We straighten framed blacklight squares
of The Last Supper, musing upon the wide
sad eyes of wept clarity and looming doom.
And we are comforted until the sun
blazes the the stench forward, rebirthing rot
and workdays. Then his eyes are dry,
threaded with lightning and hurt,
and we are reminded, again,
just what He’s capable of.

Patricia Smith from Blood Dazzler, Coffee House Press, 2008

There is much anger in this poem. And why not. And in such an unexpected way she addresses the huge human question about God: is God in both the good and evil  that defines our world?

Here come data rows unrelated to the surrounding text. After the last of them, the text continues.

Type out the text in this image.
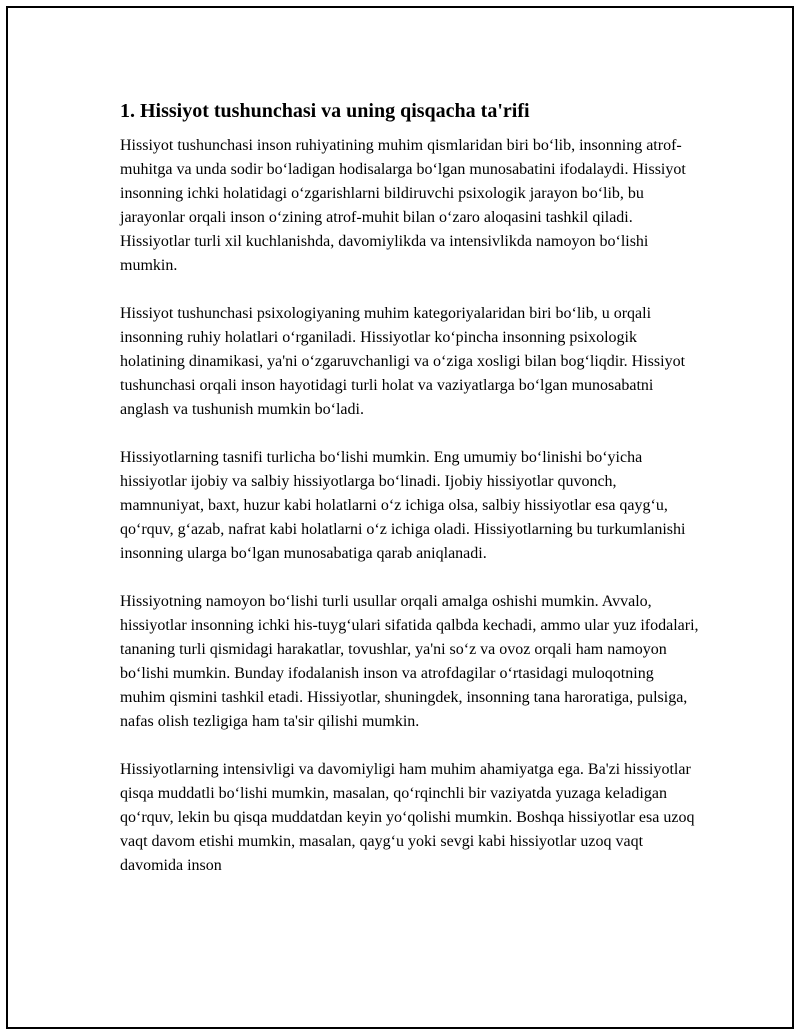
1. Hissiyot tushunchasi va uning qisqacha ta'rifi

Hissiyot tushunchasi inson ruhiyatining muhim qismlaridan biri bo‘lib, insonning atrof-muhitga va unda sodir bo‘ladigan hodisalarga bo‘lgan munosabatini ifodalaydi. Hissiyot insonning ichki holatidagi o‘zgarishlarni bildiruvchi psixologik jarayon bo‘lib, bu jarayonlar orqali inson o‘zining atrof-muhit bilan o‘zaro aloqasini tashkil qiladi. Hissiyotlar turli xil kuchlanishda, davomiylikda va intensivlikda namoyon bo‘lishi mumkin.

Hissiyot tushunchasi psixologiyaning muhim kategoriyalaridan biri bo‘lib, u orqali insonning ruhiy holatlari o‘rganiladi. Hissiyotlar ko‘pincha insonning psixologik holatining dinamikasi, ya'ni o‘zgaruvchanligi va o‘ziga xosligi bilan bog‘liqdir. Hissiyot tushunchasi orqali inson hayotidagi turli holat va vaziyatlarga bo‘lgan munosabatni anglash va tushunish mumkin bo‘ladi.

Hissiyotlarning tasnifi turlicha bo‘lishi mumkin. Eng umumiy bo‘linishi bo‘yicha hissiyotlar ijobiy va salbiy hissiyotlarga bo‘linadi. Ijobiy hissiyotlar quvonch, mamnuniyat, baxt, huzur kabi holatlarni o‘z ichiga olsa, salbiy hissiyotlar esa qayg‘u, qo‘rquv, g‘azab, nafrat kabi holatlarni o‘z ichiga oladi. Hissiyotlarning bu turkumlanishi insonning ularga bo‘lgan munosabatiga qarab aniqlanadi.

Hissiyotning namoyon bo‘lishi turli usullar orqali amalga oshishi mumkin. Avvalo, hissiyotlar insonning ichki his-tuyg‘ulari sifatida qalbda kechadi, ammo ular yuz ifodalari, tananing turli qismidagi harakatlar, tovushlar, ya'ni so‘z va ovoz orqali ham namoyon bo‘lishi mumkin. Bunday ifodalanish inson va atrofdagilar o‘rtasidagi muloqotning muhim qismini tashkil etadi. Hissiyotlar, shuningdek, insonning tana haroratiga, pulsiga, nafas olish tezligiga ham ta'sir qilishi mumkin.

Hissiyotlarning intensivligi va davomiyligi ham muhim ahamiyatga ega. Ba'zi hissiyotlar qisqa muddatli bo‘lishi mumkin, masalan, qo‘rqinchli bir vaziyatda yuzaga keladigan qo‘rquv, lekin bu qisqa muddatdan keyin yo‘qolishi mumkin. Boshqa hissiyotlar esa uzoq vaqt davom etishi mumkin, masalan, qayg‘u yoki sevgi kabi hissiyotlar uzoq vaqt davomida inson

And to end this post, this is no brash little resurrection: Patricia Smith, against overwhelming odds has risen from the bomb blast crater of her 1998 scandal and is telling stories with truth that hurts as it heals.

 

 

2 Comments

  1. Liz
    Posted February 23, 2015 at 5:22 am | Permalink

    Truth that hurts as it heals …
    Have we not seen this time and again at poetry workshops over and over.
    Even at times the innocuous, the quiet words, that require such courage to place on the page; lonely, invisible, gone …

  2. Richard
    Posted February 23, 2015 at 3:49 pm | Permalink

    Ah Liz: lonely, invisible, gone. But the poems remain.